FRANCEINFO / RADIO FRANCE

La ministre du Travail, Muriel Pénicaud, réagit sur France Inter mardi au mouvement social à la SNCF, durant lequel de nombreux agents ont exercé leur droit de retrait après un accident avec un TER dans lequel ne se trouvait qu'un seul agent, le conducteur.

"La direction générale du travail [une direction de l'administration d’État française, rattachée au ministère du Travail NDLR], que j'ai interrogée, estime que le droit de retrait n'était pas légitime dans ce cas précis", déclare mardi 22 octobre Muriel Pénicaud, la ministre du Travail sur France Inter, à propos du mouvement social à la SNCF. Vendredi de nombreux agents ont exercé leur droit de retrait après un accident avec un TER dans lequel ne se trouvait qu'un seul agent, le conducteur. "Quand il y a une situation particulière, indique la ministre, le droit de retrait est fait pour cela. Mais il faut bien distinguer le cas particulier et le cas général..."
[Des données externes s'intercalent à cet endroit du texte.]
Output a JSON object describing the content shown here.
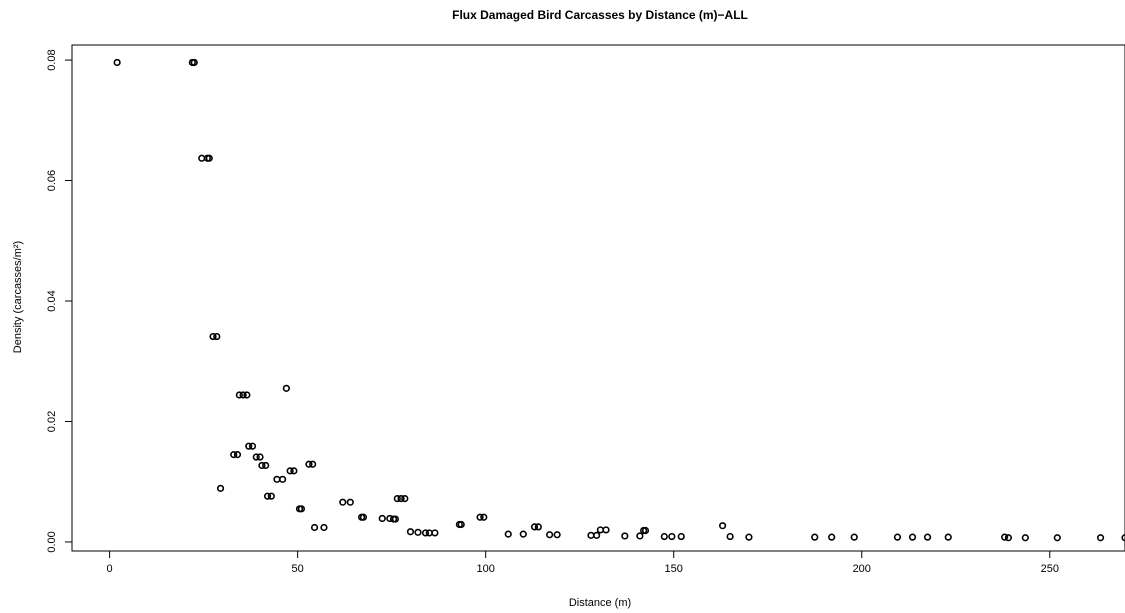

Muriel Pénicaud conteste la légitimité de l'exercice du droit de retrait : elle estime en invoquant l'article L4131-1 du Code du travail qu'il n'y a pas "un danger grave et imminent qui justifie l'arrêt soudain, non déclaré, des conducteurs dans toute la France, sur tous les réseaux, TER, RER, TGV, Ouigo, à la veille des vacances".

Quand je dis que ce n'est pas légitime c'est que ce n'est pas vrai que tous les trains de France sont en danger grave et imminent. C'est là où cela devient une grève et non plus un droit de retrait.

Muriel Pénicaud

à France Inter

Se pose la question des sanctions et du paiement des jours non travaillés. Pour Muriel Pénicaud, les choses sont claires : "La SNCF a annoncé que puisque le travail avait repris, il n'y aurait pas de poursuites ni de sanctions et je pense que c'est une bonne chose, estime la ministre. En revanche, on est payé quand on travaille. Quand on est en grève on n'est pas payé. La SNCF a engagé les retenues sur salaire de ceux qui étaient grévistes. C'est l'application de la loi."